I have a 2 x 2 numpy.array() matrix, and an array N x 2 X, containing N 2-dimensional vectors.
I want to multiply each vector in X by the 2 x 2 matrix. Below I use a for loop, but I am sure there is a faster way. Please, could someone show me what it is? I assume there is a way using a numpy function.

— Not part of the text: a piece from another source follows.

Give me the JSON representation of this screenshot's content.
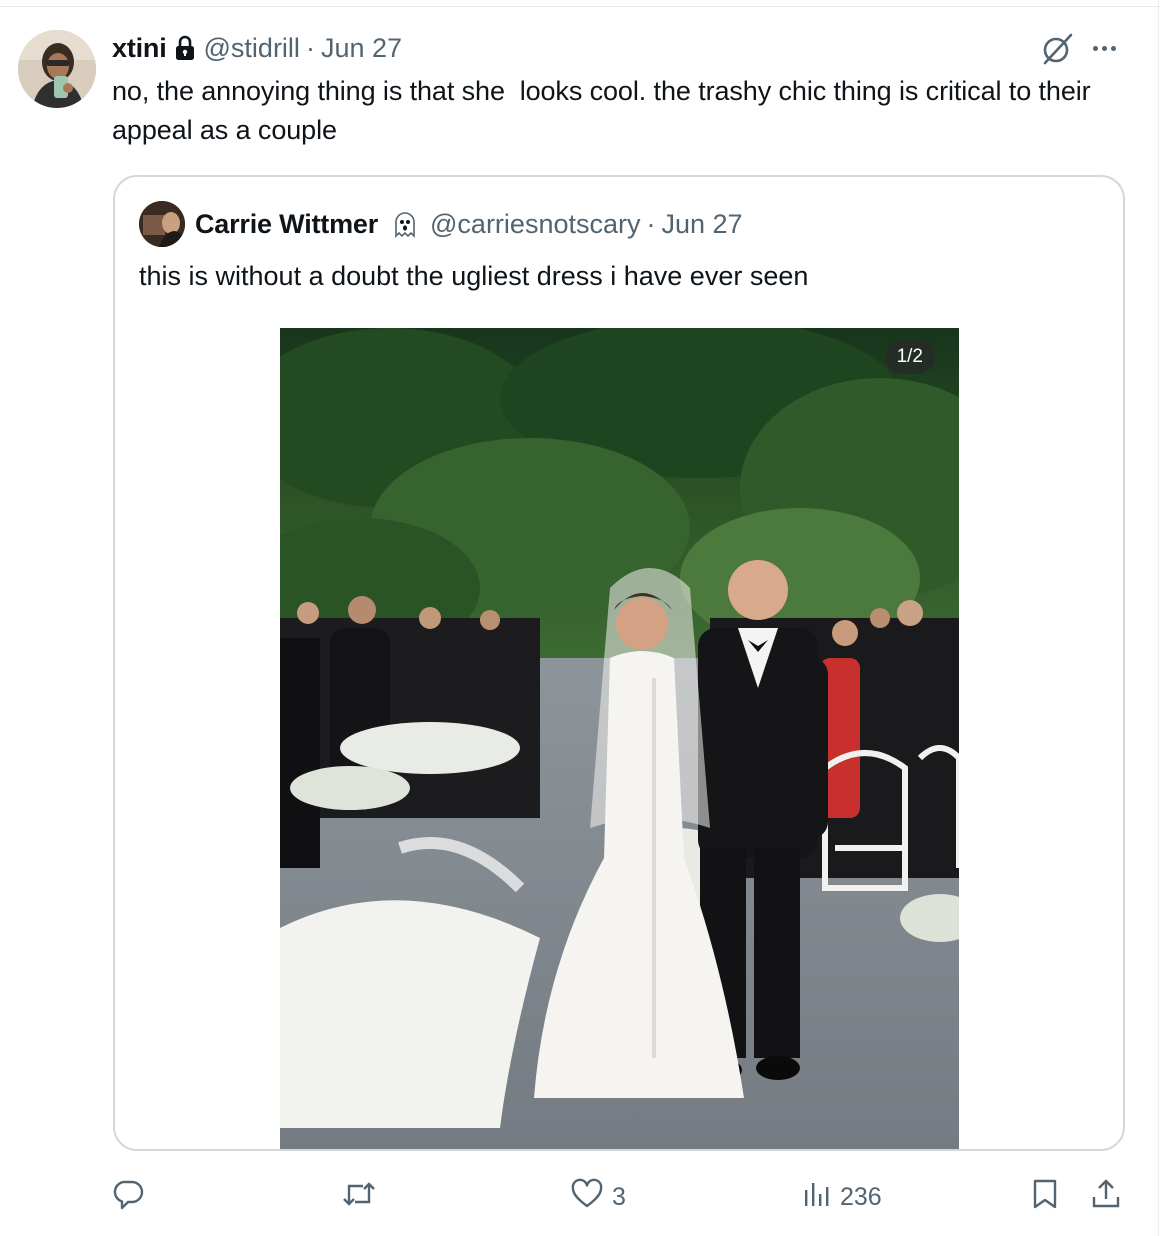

# the matrix I want to multiply X by
matrix = np.array([[0, 1], [-1, 0]])
# initialize empty solution
Y = np.empty((N, 2))
# loop over each vector in X and create a new vector Y with the result
for i in range(0, N):
Y[i] = np.dot(matrix, X[i])
For example, these arrays:
matrix = np.array([
[0, 1],
[0, -1]
])
X = np.array([
[0, 0],
[1, 1],
[2, 2]
])
Should result in:
Y = np.array([
[0, 0],
[1, -1],
[2, -2]
])
One-liner is (matrix @ X.T).T
Just transpose your X, to get your vectors in columns. Then matrix @ X.T or (np.dot(matrix, X.T) if you prefer this solution, but now that @ notation exists, why not using it) is a matrix made of columns of matrix times X[i]. Just transpose back the result if you need Y to be made of lines of results
matrix = np.array([[0, 1], [-1, 0]])
X = np.array([[1,2],[3,4],[5,6]])
Y = (matrix @ X.T).T
Y is
array([[ 2, -1],
[ 4, -3],
[ 6, -5]])
As expected, I guess.
In detail:
X is
array([[1, 2],
[3, 4],
[5, 6]])
so X.T is
array([[1, 3, 5],
[2, 4, 6]])
So, you can multiply your 2x2 matrix by this 2x3 matrix, and the result will be a 2x3 matrix whose columns are the result of multiplication of matrix by the column of this. matrix @ X.T is
array([[ 2, 4, 6],
[-1, -3, -5]])
And transposing back this gives the already given result.
So, tl;dr: one-liner answer is (matrix @ X.T).T